How do you resolve an emotional flashback? First, you recognize the likelihood that it is a flashback.

  1. Recognizing your emotional flashbacks for what they are can save your sense of sanity. By recognizing these feelings as coming from the past, you can begin to let go of the fear or anguish now, and to be compassionate with yourself as you deal with the feelings from then.
  2. Recognize that you are safe now. When you were young, these experiences could feel life-threatening. But now, you’re in an adult body with adult resources. You’re safe now. You might check out my flashback halting protocol video for a format for noticing safety in the here and now.
  3. Understand your flashback as a message from a child part of yourself. This part still needs care and attention and validation, and didn’t get it when you were young. Now is the time to hear that child’s message. Rather than fixating on the current situation, focus on the feeling and tend to that child within.
  4. Recognize that this flashback will pass, and life will look different then. When you’re in the midst of one of these flashbacks, they can feel eternal. Worse, a part of you may criticize you or shame you, and these criticisms can feel like utter truth when you feel this way.

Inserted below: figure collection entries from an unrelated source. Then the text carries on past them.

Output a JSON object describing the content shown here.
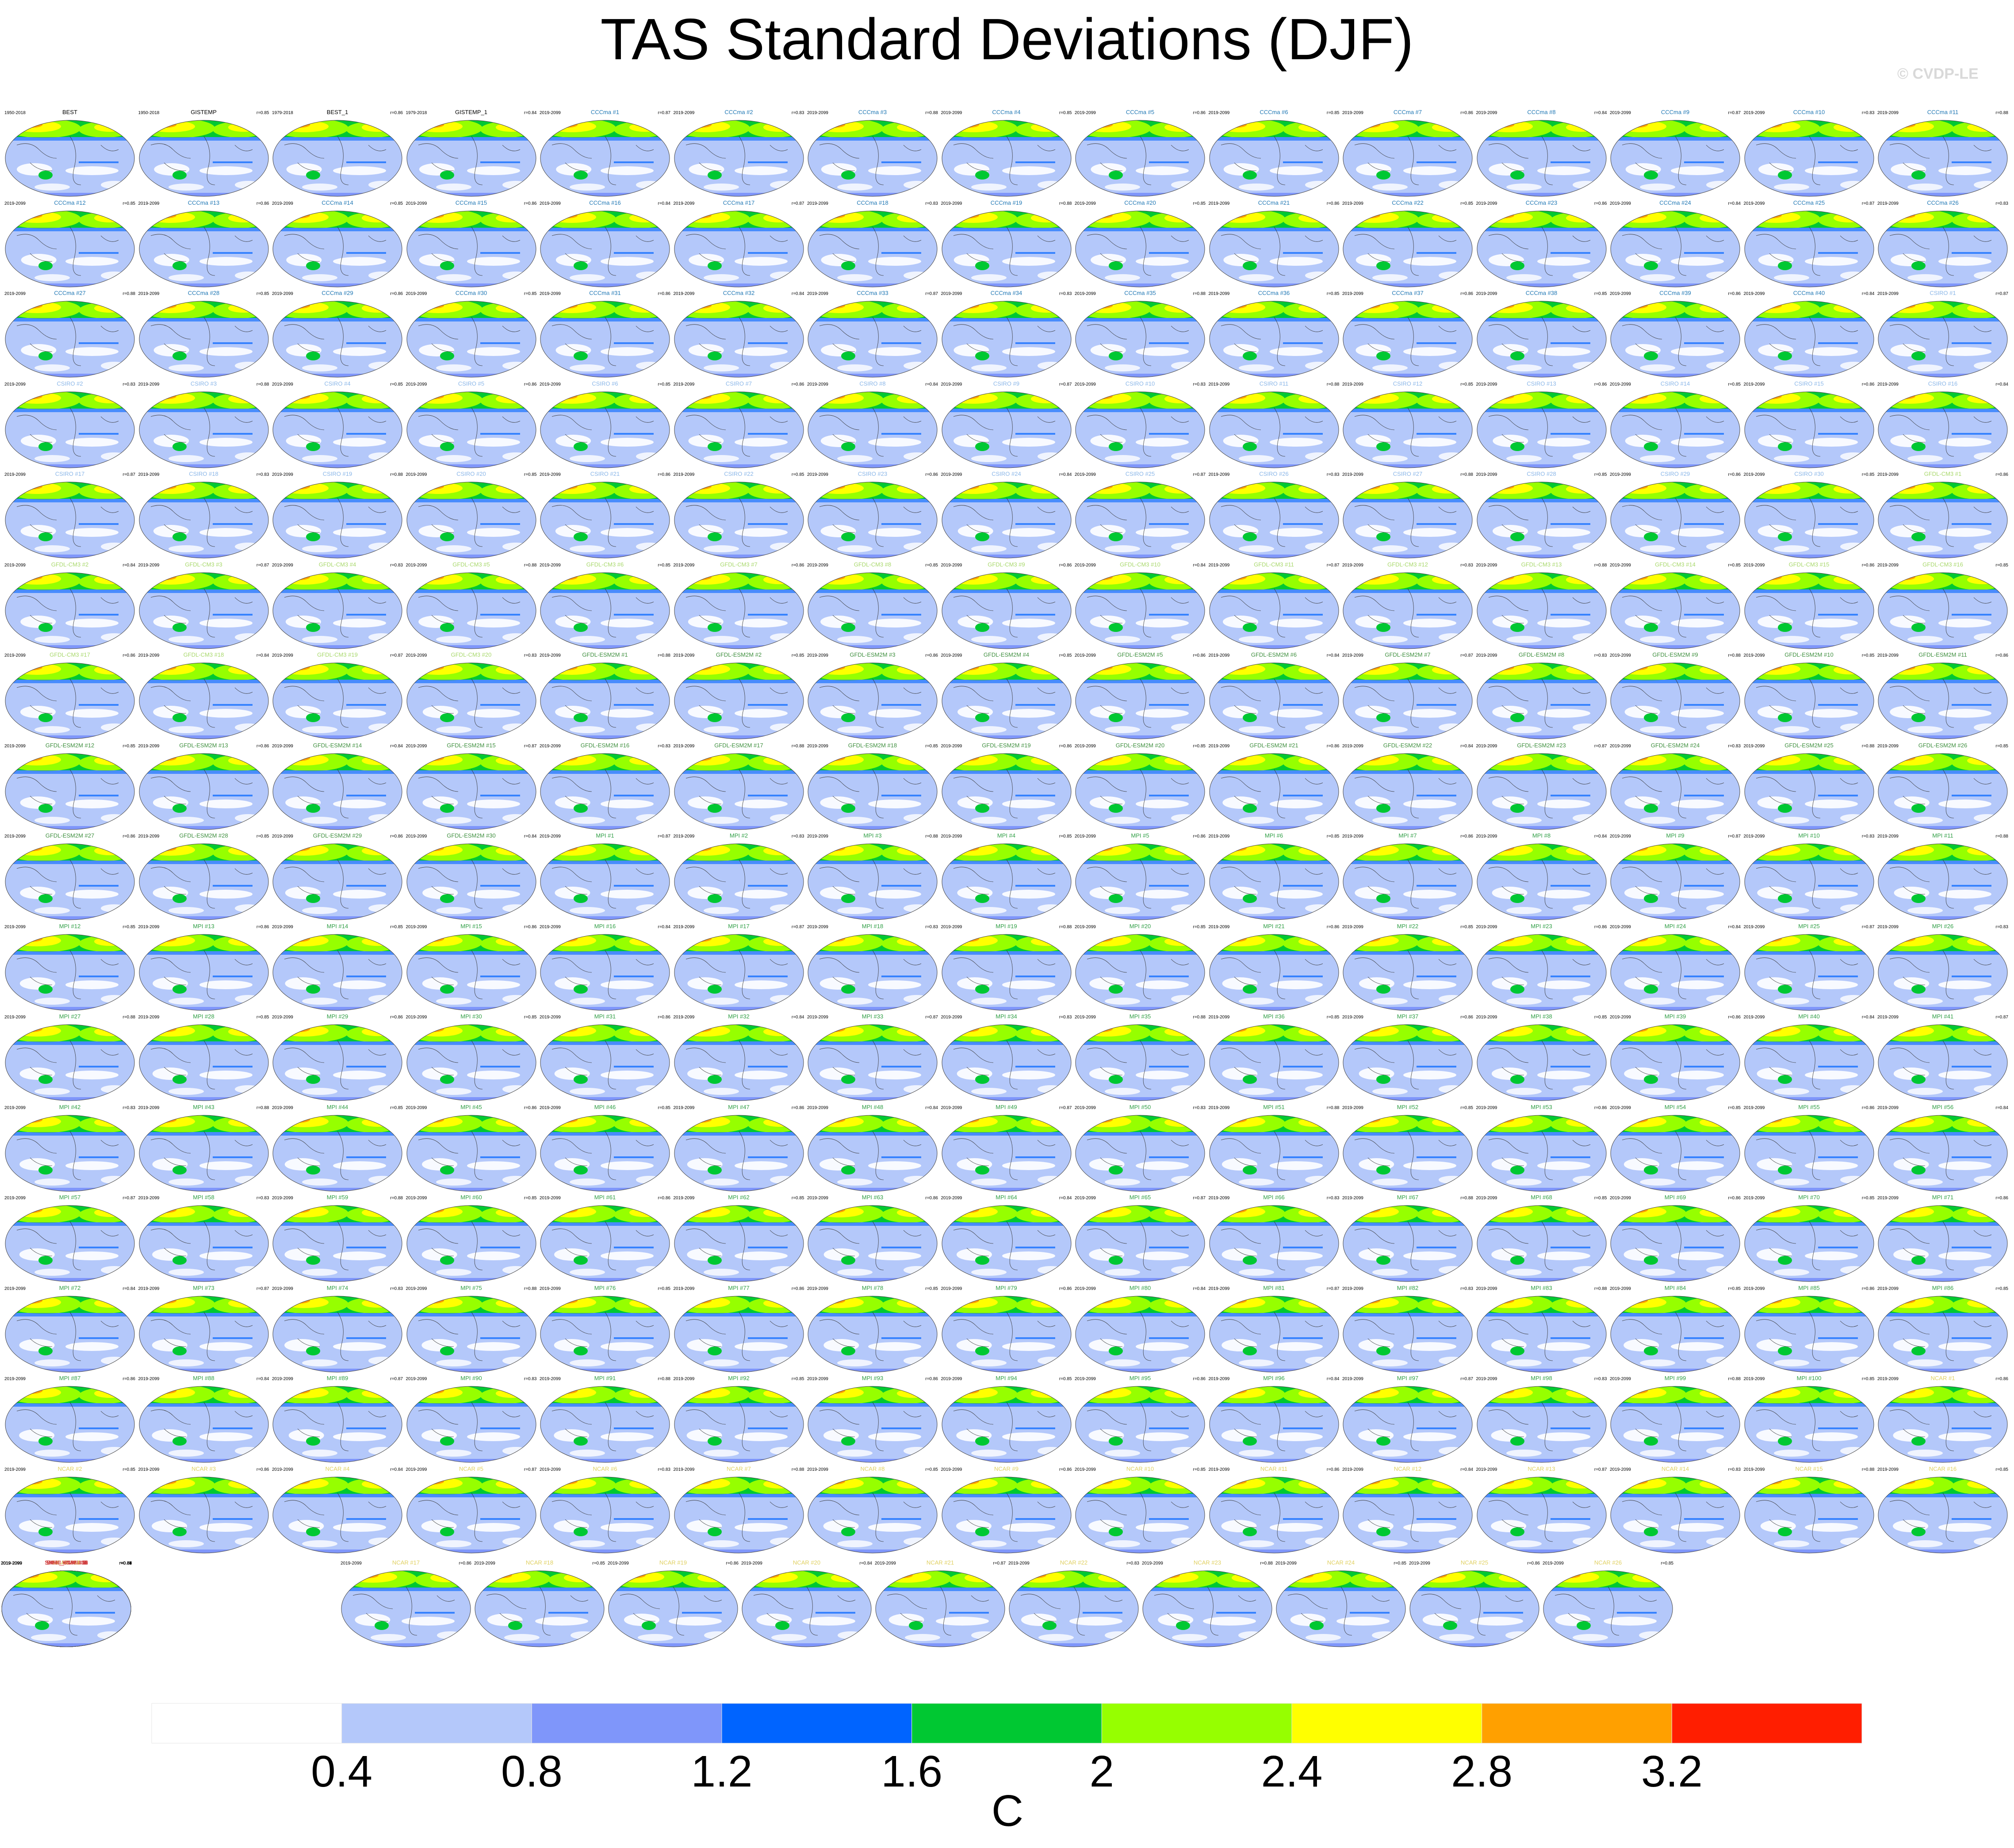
{
  "title": "TAS Standard Deviations (DJF)",
  "credit": "© CVDP-LE",
  "chart_data": {
    "type": "map-panel-grid",
    "title": "TAS Standard Deviations (DJF)",
    "colorbar": {
      "unit": "C",
      "levels": [
        0.4,
        0.8,
        1.2,
        1.6,
        2,
        2.4,
        2.8,
        3.2
      ],
      "tick_labels": [
        "0.4",
        "0.8",
        "1.2",
        "1.6",
        "2",
        "2.4",
        "2.8",
        "3.2"
      ],
      "colors": [
        "#ffffff",
        "#b4c8fa",
        "#7f96fa",
        "#0064ff",
        "#00c832",
        "#96ff00",
        "#ffff00",
        "#ffa000",
        "#ff1e00"
      ]
    },
    "groups": [
      {
        "prefix": "",
        "labels": [
          "BEST",
          "GISTEMP",
          "BEST_1",
          "GISTEMP_1"
        ],
        "years": [
          "1950-2018",
          "1950-2018",
          "1979-2018",
          "1979-2018"
        ],
        "label_color": "#000000"
      },
      {
        "prefix": "CCCma #",
        "count": 40,
        "label_color": "#1f77b4",
        "years": "2019-2099"
      },
      {
        "prefix": "CSIRO #",
        "count": 30,
        "label_color": "#8ab6e8",
        "years": "2019-2099"
      },
      {
        "prefix": "GFDL-CM3 #",
        "count": 20,
        "label_color": "#a8d86b",
        "years": "2019-2099"
      },
      {
        "prefix": "GFDL-ESM2M #",
        "count": 30,
        "label_color": "#3f8f3f",
        "years": "2019-2099"
      },
      {
        "prefix": "MPI #",
        "count": 100,
        "label_color": "#2f9e44",
        "years": "2019-2099"
      },
      {
        "prefix": "NCAR #",
        "count": 40,
        "label_color": "#e0d060",
        "years": "2019-2099"
      },
      {
        "prefix": "SMHI_KNMI #",
        "count": 16,
        "label_color": "#d04040",
        "years": "2019-2099"
      }
    ],
    "pattern_correlations": [
      "r=0.86",
      "r=0.85",
      "r=0.86",
      "r=0.84",
      "r=0.87",
      "r=0.83",
      "r=0.88",
      "r=0.85"
    ]
  }
}
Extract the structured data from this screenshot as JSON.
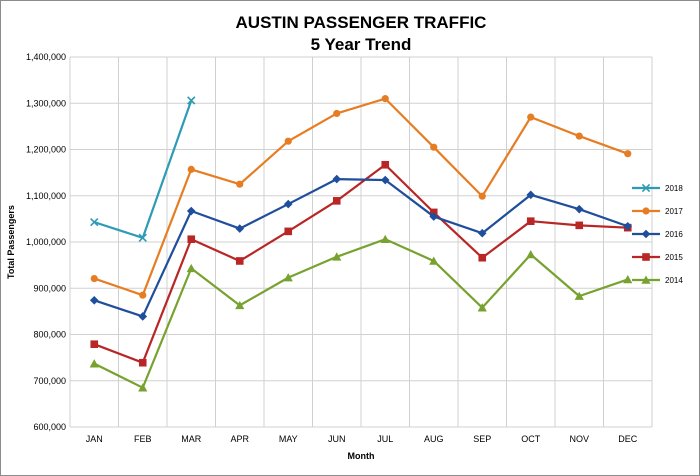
{
  "chart_data": {
    "type": "line",
    "title": "AUSTIN PASSENGER TRAFFIC",
    "subtitle": "5 Year Trend",
    "xlabel": "Month",
    "ylabel": "Total Passengers",
    "categories": [
      "JAN",
      "FEB",
      "MAR",
      "APR",
      "MAY",
      "JUN",
      "JUL",
      "AUG",
      "SEP",
      "OCT",
      "NOV",
      "DEC"
    ],
    "ylim": [
      600000,
      1400000
    ],
    "yticks": [
      600000,
      700000,
      800000,
      900000,
      1000000,
      1100000,
      1200000,
      1300000,
      1400000
    ],
    "ytick_labels": [
      "600,000",
      "700,000",
      "800,000",
      "900,000",
      "1,000,000",
      "1,100,000",
      "1,200,000",
      "1,300,000",
      "1,400,000"
    ],
    "grid": true,
    "legend_position": "right",
    "series": [
      {
        "name": "2018",
        "color": "#2e9bb5",
        "marker": "x",
        "values": [
          1043000,
          1009000,
          1306000,
          null,
          null,
          null,
          null,
          null,
          null,
          null,
          null,
          null
        ]
      },
      {
        "name": "2017",
        "color": "#e67d22",
        "marker": "circle",
        "values": [
          921000,
          885000,
          1157000,
          1125000,
          1218000,
          1278000,
          1310000,
          1205000,
          1099000,
          1270000,
          1229000,
          1191000
        ]
      },
      {
        "name": "2016",
        "color": "#1f4e9c",
        "marker": "diamond",
        "values": [
          874000,
          839000,
          1067000,
          1029000,
          1082000,
          1136000,
          1134000,
          1055000,
          1019000,
          1102000,
          1071000,
          1034000
        ]
      },
      {
        "name": "2015",
        "color": "#b82625",
        "marker": "square",
        "values": [
          779000,
          739000,
          1006000,
          959000,
          1023000,
          1089000,
          1167000,
          1064000,
          966000,
          1045000,
          1036000,
          1031000
        ]
      },
      {
        "name": "2014",
        "color": "#78a22f",
        "marker": "triangle",
        "values": [
          737000,
          685000,
          943000,
          863000,
          923000,
          968000,
          1006000,
          959000,
          858000,
          973000,
          883000,
          919000
        ]
      }
    ]
  }
}
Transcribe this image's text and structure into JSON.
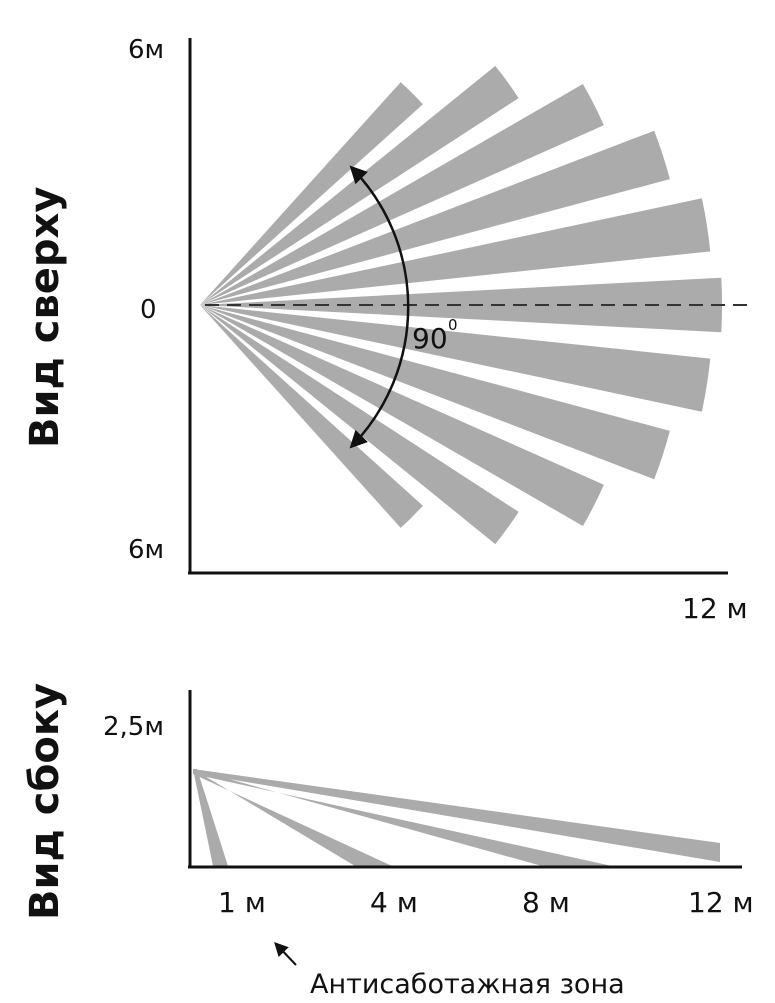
{
  "top_view": {
    "title": "Вид сверху",
    "y_top_label": "6м",
    "y_mid_label": "0",
    "y_bottom_label": "6м",
    "x_end_label": "12 м",
    "angle_label": "90",
    "angle_degree_mark": "0",
    "zones": {
      "count": 11,
      "spread_degrees": 90
    },
    "colors": {
      "zone": "#ababab",
      "axis": "#111111"
    }
  },
  "side_view": {
    "title": "Вид сбоку",
    "height_label": "2,5м",
    "x_labels": [
      "1 м",
      "4 м",
      "8 м",
      "12 м"
    ],
    "beams": {
      "count": 4
    },
    "colors": {
      "zone": "#ababab",
      "axis": "#111111"
    }
  },
  "annotation": {
    "text": "Антисаботажная зона"
  }
}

They’re not truth. I promise! Right now, take care of you.
  5. Become an expert in emotional flashbacks. The more you know, the more empowered you’ll feel, and having the words to put to what’s going on will to keep you from getting stuck in a feeling. You can find stuff on my website and youtube channel, of course! 🙂
  6. And you can look at stuff that the guy who coined the term “Emotional Flashback” has written. His name is Pete Walker, and he offers a lot of useful information, written very compassionately. Here’s a link to his website, with articles that might interest you right on the left column.
  7. Realize that you can heal from this stuff. A relationship with someone who has compassion and a clue will help a lot, especially if the inner critic or feelings of shame keep taking over your thoughts and feelings, despite your best efforts. So consider seeking help from someone familiar with this stuff. If you already have a support network (Lots of people struggling with this stuff don’t yet have that, and that can change over time!), find someone safe to start sharing a little bit of this stuff with. And if you don’t yet have that, you might seek help from a counselor. One with compassion, and hopefully one who knows some of this stuff and can help guide you to a sense of self-compassion and curiosity. One you can connect with over time. One who can offer you a bit of a roadmap to where you are and where you can go. One who can, most importantly, offer genuineness and compassion in a way that will help you feel those things toward yourself more and more.